Anyhow, never got the Phoenix, but 3 years later my parents moved to central Texas, and had a fender bender on their ’78 Chevy Caprice Classic wagon which my Dad didn’t want to get fixed (he should have as it turned out…his next car was a new ’84 Pontiac Sunbird, which turned out to be the worst car he ever owned…went through 2 engines in 5 years (despite being dealer maintained per the service book)…went to junkyard by early 1989). Hard to imagine the Citation (or the Phoenix) being worse.
One odd thing, guess these were bigger than the Sunbird, which only offered the 4 cylinder engine (which was the big problem on his car). Of course the Cimarron eventually offered the 6, which the lesser makes never did on this platform. Got me wondering why even the Citation had an optional 6, whereas the Pontiac Sunbird (and I think even Olds and Buick only had the 4 on the Firenza and Skyhawk). So the only way to avoid the 4 was to buy a later Cimarron or else pony up and get one of these X body cars which all offered the 6. The 2.0 litre on the Sunbird might have been a sample defect, it lost its timing belt in less than 500 miles from new)…but even the replacement engine (replaced under warranty) was terrible, it threw a rod before the car had 80k miles on it (which would have been around 40k miles on that 2nd engine).

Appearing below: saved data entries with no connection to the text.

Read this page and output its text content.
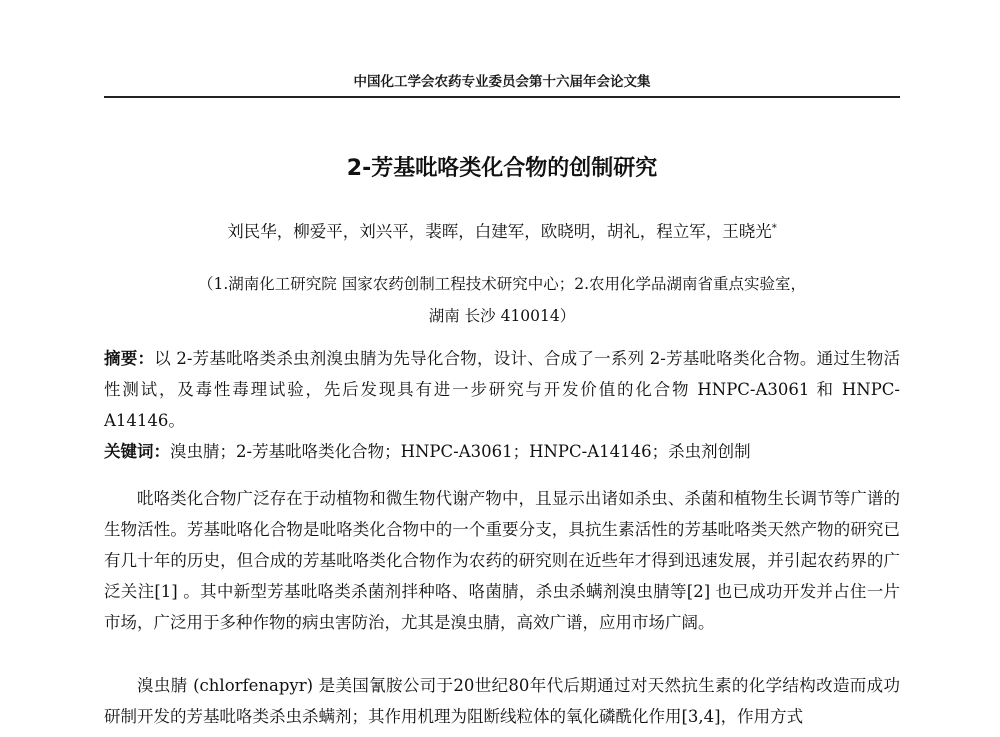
中国化工学会农药专业委员会第十六届年会论文集
2-芳基吡咯类化合物的创制研究
刘民华，柳爱平，刘兴平，裴晖，白建军，欧晓明，胡礼，程立军，王晓光*
（1.湖南化工研究院 国家农药创制工程技术研究中心；2.农用化学品湖南省重点实验室，
湖南 长沙 410014）

摘要：以 2-芳基吡咯类杀虫剂溴虫腈为先导化合物，设计、合成了一系列 2-芳基吡咯类化合物。通过生物活性测试，及毒性毒理试验，先后发现具有进一步研究与开发价值的化合物 HNPC-A3061 和 HNPC-A14146。

关键词：溴虫腈；2-芳基吡咯类化合物；HNPC-A3061；HNPC-A14146；杀虫剂创制

吡咯类化合物广泛存在于动植物和微生物代谢产物中，且显示出诸如杀虫、杀菌和植物生长调节等广谱的生物活性。芳基吡咯化合物是吡咯类化合物中的一个重要分支，具抗生素活性的芳基吡咯类天然产物的研究已有几十年的历史，但合成的芳基吡咯类化合物作为农药的研究则在近些年才得到迅速发展，并引起农药界的广泛关注[1] 。其中新型芳基吡咯类杀菌剂拌种咯、咯菌腈，杀虫杀螨剂溴虫腈等[2] 也已成功开发并占住一片市场，广泛用于多种作物的病虫害防治，尤其是溴虫腈，高效广谱，应用市场广阔。

溴虫腈 (chlorfenapyr) 是美国氰胺公司于20世纪80年代后期通过对天然抗生素的化学结构改造而成功研制开发的芳基吡咯类杀虫杀螨剂；其作用机理为阻断线粒体的氧化磷酰化作用[3,4]，作用方式
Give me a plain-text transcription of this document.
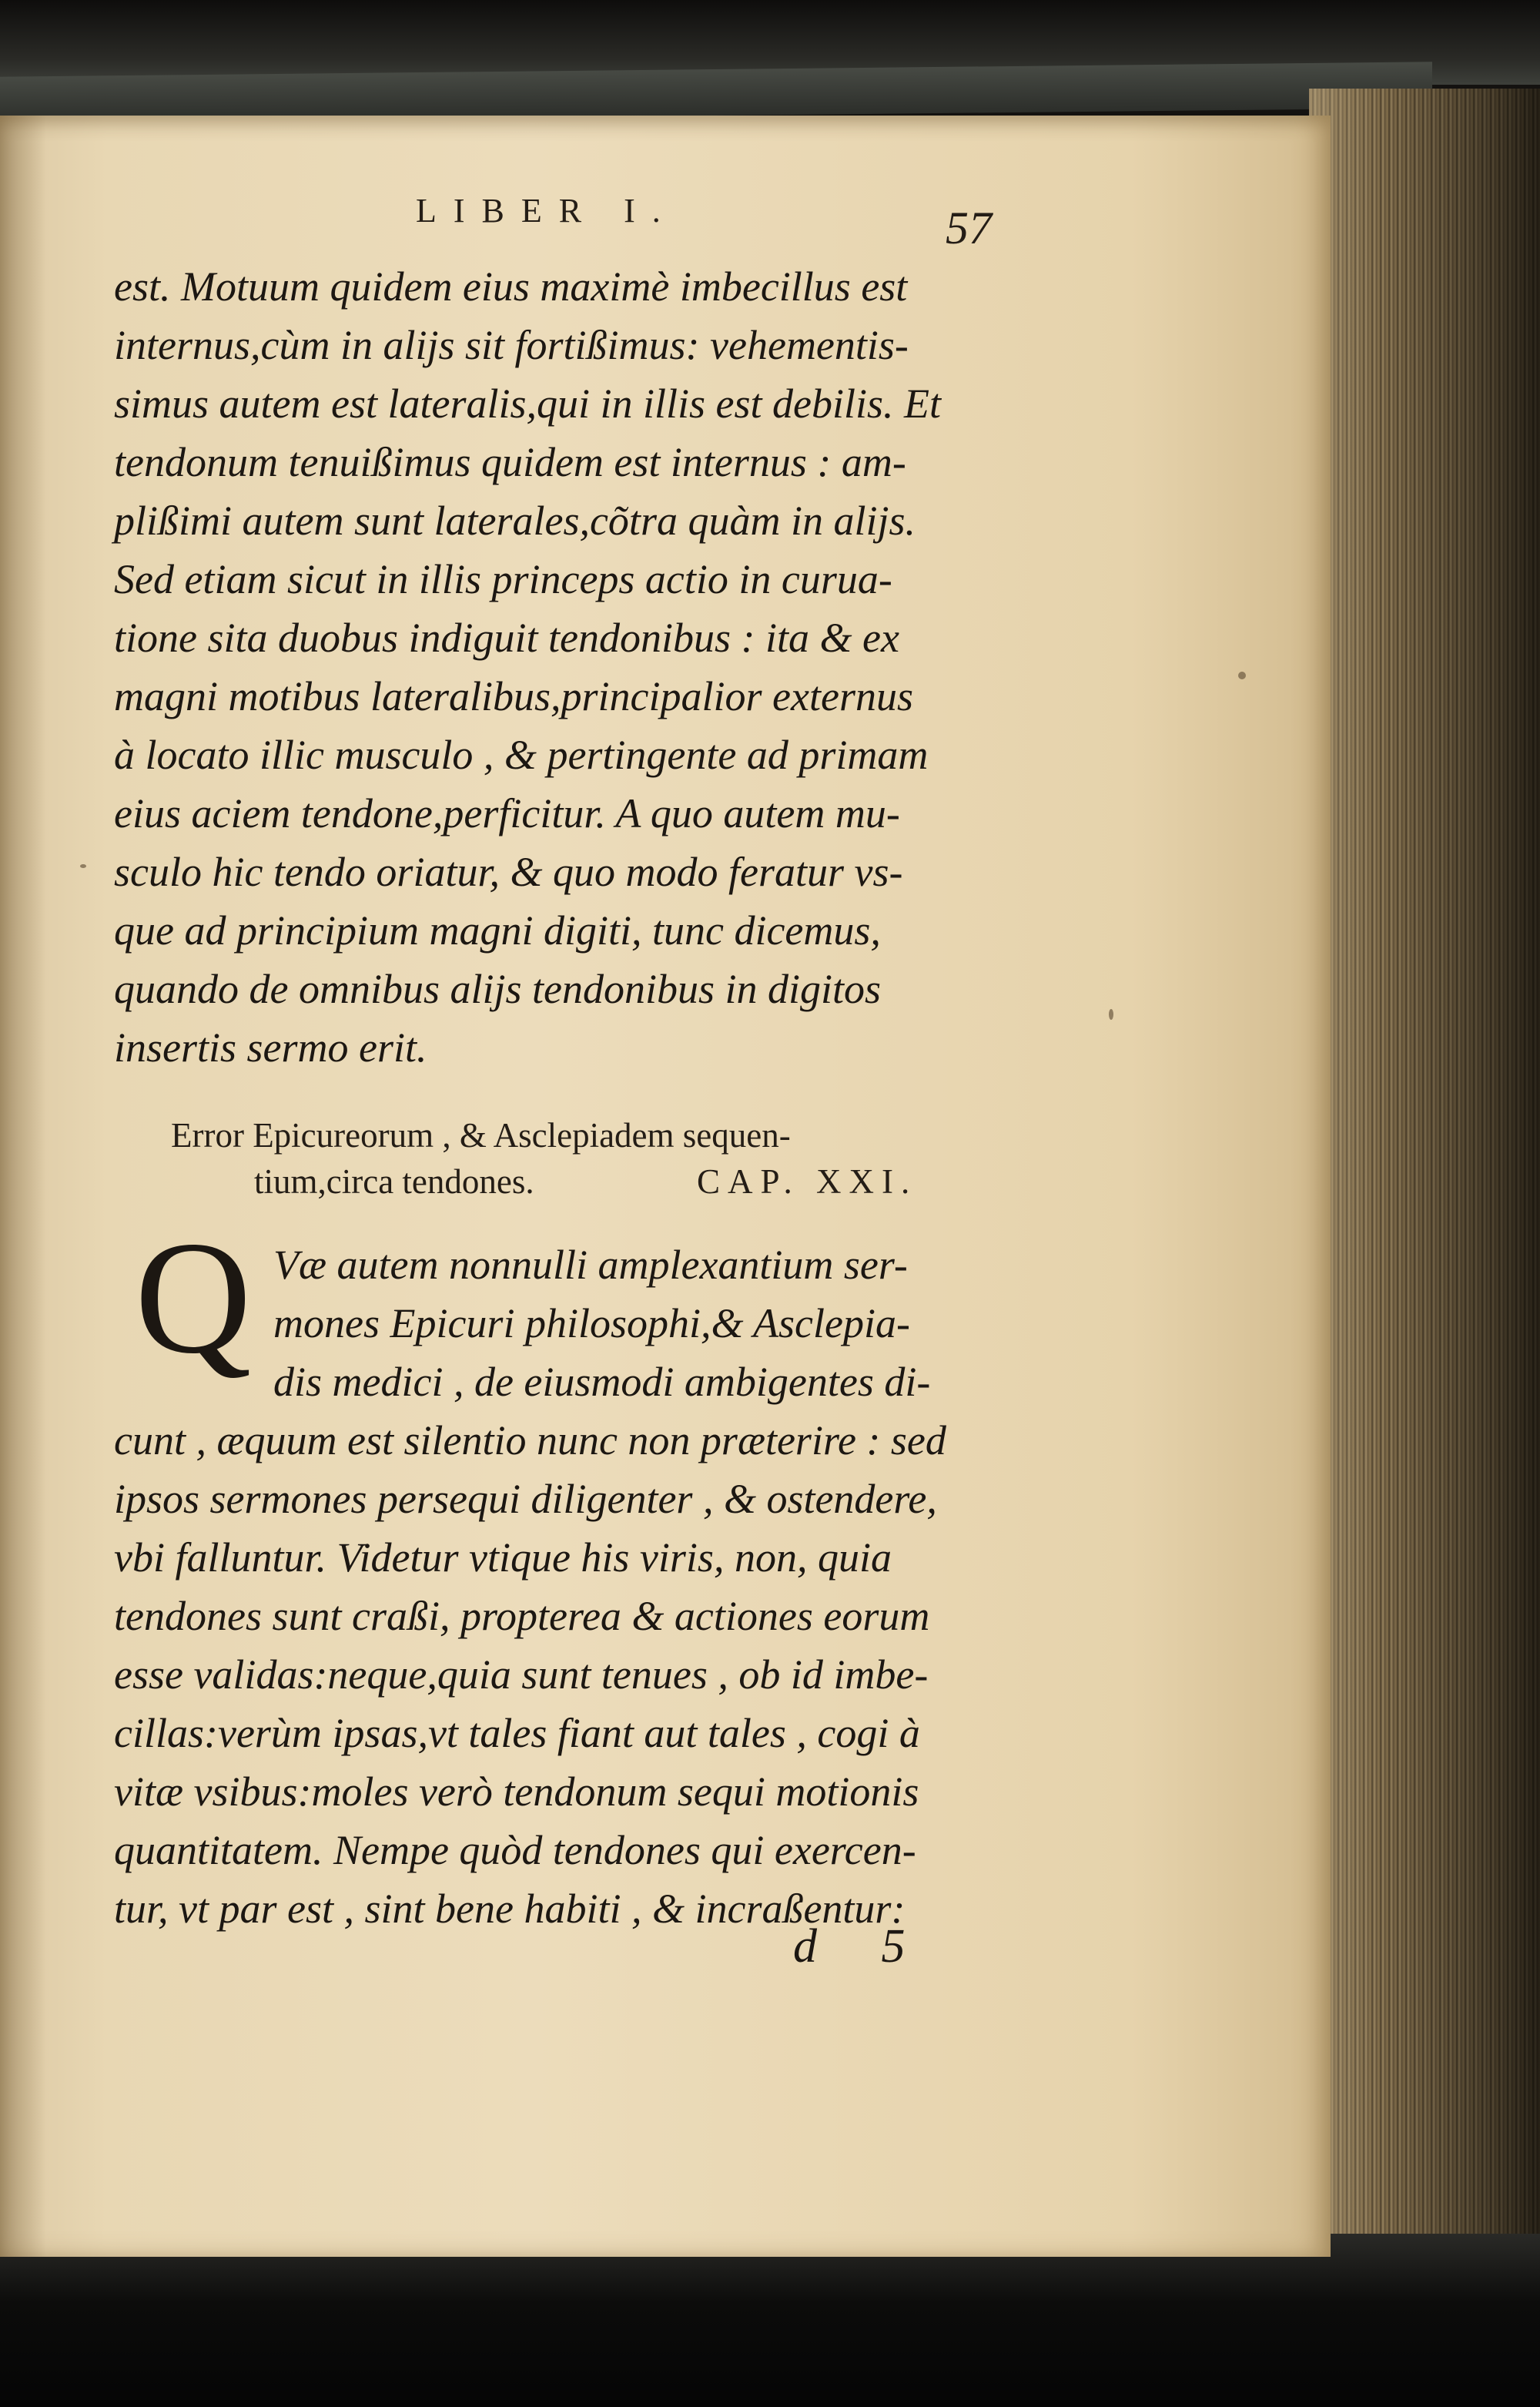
LIBER I.	57
est. Motuum quidem eius maximè imbecillus est
internus,cùm in alijs sit fortißimus: vehementis-
simus autem est lateralis,qui in illis est debilis. Et
tendonum tenuißimus quidem est internus : am-
plißimi autem sunt laterales,cõtra quàm in alijs.
Sed etiam sicut in illis princeps actio in curua-
tione sita duobus indiguit tendonibus : ita & ex
magni motibus lateralibus,principalior externus
à locato illic musculo , & pertingente ad primam
eius aciem tendone,perficitur. A quo autem mu-
sculo hic tendo oriatur, & quo modo feratur vs-
que ad principium magni digiti, tunc dicemus,
quando de omnibus alijs tendonibus in digitos
insertis sermo erit.
Error Epicureorum , & Asclepiadem sequen-
tium,circa tendones.	CAP. XXI.
Q Væ autem nonnulli amplexantium ser-
mones Epicuri philosophi,& Asclepia-
dis medici , de eiusmodi ambigentes di-
cunt , æquum est silentio nunc non præterire : sed
ipsos sermones persequi diligenter , & ostendere,
vbi falluntur. Videtur vtique his viris, non, quia
tendones sunt craßi, propterea & actiones eorum
esse validas:neque,quia sunt tenues , ob id imbe-
cillas:verùm ipsas,vt tales fiant aut tales , cogi à
vitæ vsibus:moles verò tendonum sequi motionis
quantitatem. Nempe quòd tendones qui exercen-
tur, vt par est , sint bene habiti , & incraßentur:
d 5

My Dad did eventually come back to GM for his last 2 cars (Chevy Impala, my sister owns the last one he bought still) but after the Sunbird, he bought a series of Mercuries and Dodges before getting the Impalas (also bought new). My other sister wasn’t so forgiving, she had taken over the Sunbird after it was deemed too unreliable by my Dad, but after it went to the junkyard she ended up buying a string of Japanese cars, never buying an American car (she passed away in 2008…sometimes I wonder what she’d be driving now had she lived).
I have seen later Cavaliers with the 2.8 V6.